Current Affairs

The Supreme Court temporarily reinstated Texas Republicans’ redrawn congressional map


Supreme Court Justice Samuel Alito on Friday temporarily allowed Texas to use a Republican-redrawn congressional map that a federal court blocked earlier this week.

Alito’s order comes after Texas asked the Supreme Court to intervene following a ruling by a panel of federal judges on Tuesday that blocked the state from using new district lines designed to help Republicans pick up five additional House seats in next year’s midterm elections.

The lower court ruling, signed by Judge Jeffrey Brown – President Donald Trump’s nominee – had ordered Texas to use a previous map drawn in 2021 instead, after finding that “substantial evidence shows that Texas racially gerrymandered the 2025 map.”
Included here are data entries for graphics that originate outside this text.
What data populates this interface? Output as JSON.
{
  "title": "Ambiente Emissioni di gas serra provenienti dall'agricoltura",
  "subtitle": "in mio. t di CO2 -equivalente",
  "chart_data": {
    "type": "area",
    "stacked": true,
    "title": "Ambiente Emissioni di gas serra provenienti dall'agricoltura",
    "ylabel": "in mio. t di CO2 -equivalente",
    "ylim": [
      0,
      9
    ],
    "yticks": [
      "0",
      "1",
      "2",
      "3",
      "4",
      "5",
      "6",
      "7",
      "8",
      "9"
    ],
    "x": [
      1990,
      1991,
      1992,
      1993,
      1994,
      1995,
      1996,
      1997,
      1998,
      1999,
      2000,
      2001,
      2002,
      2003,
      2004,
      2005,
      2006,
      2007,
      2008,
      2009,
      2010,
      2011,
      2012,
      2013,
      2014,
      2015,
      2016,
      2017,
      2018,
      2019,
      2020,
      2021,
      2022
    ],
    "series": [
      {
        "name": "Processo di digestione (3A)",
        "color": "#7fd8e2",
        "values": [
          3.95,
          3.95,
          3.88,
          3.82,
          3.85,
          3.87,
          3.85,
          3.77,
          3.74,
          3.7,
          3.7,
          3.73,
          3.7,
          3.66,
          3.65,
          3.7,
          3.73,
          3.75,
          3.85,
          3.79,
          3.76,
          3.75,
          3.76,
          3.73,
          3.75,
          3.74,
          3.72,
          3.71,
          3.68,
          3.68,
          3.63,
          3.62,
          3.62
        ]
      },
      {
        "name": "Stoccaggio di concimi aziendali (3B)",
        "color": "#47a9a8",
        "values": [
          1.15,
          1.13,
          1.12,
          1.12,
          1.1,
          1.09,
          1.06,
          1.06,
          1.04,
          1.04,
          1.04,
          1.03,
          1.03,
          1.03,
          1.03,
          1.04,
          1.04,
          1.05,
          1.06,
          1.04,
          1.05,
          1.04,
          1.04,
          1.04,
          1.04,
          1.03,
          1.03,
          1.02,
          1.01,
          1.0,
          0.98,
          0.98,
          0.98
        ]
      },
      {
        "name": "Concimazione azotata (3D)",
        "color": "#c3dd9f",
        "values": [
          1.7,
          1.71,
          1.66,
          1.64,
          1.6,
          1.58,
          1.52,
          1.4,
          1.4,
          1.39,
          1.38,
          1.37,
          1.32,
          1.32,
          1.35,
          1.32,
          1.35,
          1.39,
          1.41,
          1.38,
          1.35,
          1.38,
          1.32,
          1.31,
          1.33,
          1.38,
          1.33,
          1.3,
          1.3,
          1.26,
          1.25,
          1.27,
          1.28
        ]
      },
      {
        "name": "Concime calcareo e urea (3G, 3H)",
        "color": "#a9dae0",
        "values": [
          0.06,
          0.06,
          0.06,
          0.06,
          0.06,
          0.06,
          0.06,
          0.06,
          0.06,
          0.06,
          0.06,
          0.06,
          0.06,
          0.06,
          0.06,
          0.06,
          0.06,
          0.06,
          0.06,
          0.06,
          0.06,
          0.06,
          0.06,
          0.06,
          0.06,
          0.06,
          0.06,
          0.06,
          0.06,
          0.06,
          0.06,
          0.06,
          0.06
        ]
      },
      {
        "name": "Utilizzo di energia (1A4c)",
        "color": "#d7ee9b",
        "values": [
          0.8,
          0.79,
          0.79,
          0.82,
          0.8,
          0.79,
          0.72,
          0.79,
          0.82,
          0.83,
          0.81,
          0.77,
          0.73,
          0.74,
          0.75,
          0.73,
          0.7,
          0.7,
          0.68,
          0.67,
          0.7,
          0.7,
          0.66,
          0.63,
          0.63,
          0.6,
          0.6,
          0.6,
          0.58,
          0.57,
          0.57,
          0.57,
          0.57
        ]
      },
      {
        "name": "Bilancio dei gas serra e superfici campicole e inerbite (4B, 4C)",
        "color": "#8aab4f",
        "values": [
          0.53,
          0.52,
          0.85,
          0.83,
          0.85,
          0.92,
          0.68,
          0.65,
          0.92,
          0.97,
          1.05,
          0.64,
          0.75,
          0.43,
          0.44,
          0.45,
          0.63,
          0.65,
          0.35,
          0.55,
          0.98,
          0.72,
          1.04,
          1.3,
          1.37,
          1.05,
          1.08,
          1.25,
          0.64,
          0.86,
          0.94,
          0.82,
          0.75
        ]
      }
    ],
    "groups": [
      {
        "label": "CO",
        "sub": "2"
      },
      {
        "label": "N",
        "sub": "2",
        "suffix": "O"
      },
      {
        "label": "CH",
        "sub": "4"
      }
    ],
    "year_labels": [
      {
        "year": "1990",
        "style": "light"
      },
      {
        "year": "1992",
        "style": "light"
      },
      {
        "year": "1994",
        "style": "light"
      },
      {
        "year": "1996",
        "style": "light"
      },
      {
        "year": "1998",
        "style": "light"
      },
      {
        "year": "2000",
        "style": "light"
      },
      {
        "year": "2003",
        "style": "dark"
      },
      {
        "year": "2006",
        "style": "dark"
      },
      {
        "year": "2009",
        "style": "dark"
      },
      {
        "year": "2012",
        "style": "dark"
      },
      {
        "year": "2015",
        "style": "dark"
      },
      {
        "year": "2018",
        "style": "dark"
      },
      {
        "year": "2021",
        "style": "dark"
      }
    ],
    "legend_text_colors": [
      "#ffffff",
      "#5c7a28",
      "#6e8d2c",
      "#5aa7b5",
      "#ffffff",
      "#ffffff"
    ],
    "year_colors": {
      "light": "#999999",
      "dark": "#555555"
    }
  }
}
The administrative moratorium is a temporary ruling that allows Texas to continue using its new map for the time being while the Supreme Court reviews the case.

The Supreme Court ordered civil rights groups that objected to the map to file a response by 5 p.m. on Monday. The deadline to file candidates in Texas before the March primary is December 8.

The district court’s decision represents a major setback for Trump, who has urged Republicans in Texas and across the country to enact new maps to help shore up the party’s narrow majority in the House of Representatives.

While congressional maps are typically reevaluated at the beginning of each decade, when new census data becomes available, the redrawn Texas map sparked a national redistricting battle mid-cycle between both parties. Republicans in Missouri and North Carolina also passed new maps this year to strengthen their party, while Trump continues to pressure GOP lawmakers in Indiana to do the same.

The Justice Department joined a lawsuit filed by Republicans challenging the Democratic-drawn map in California that voters approved earlier this month.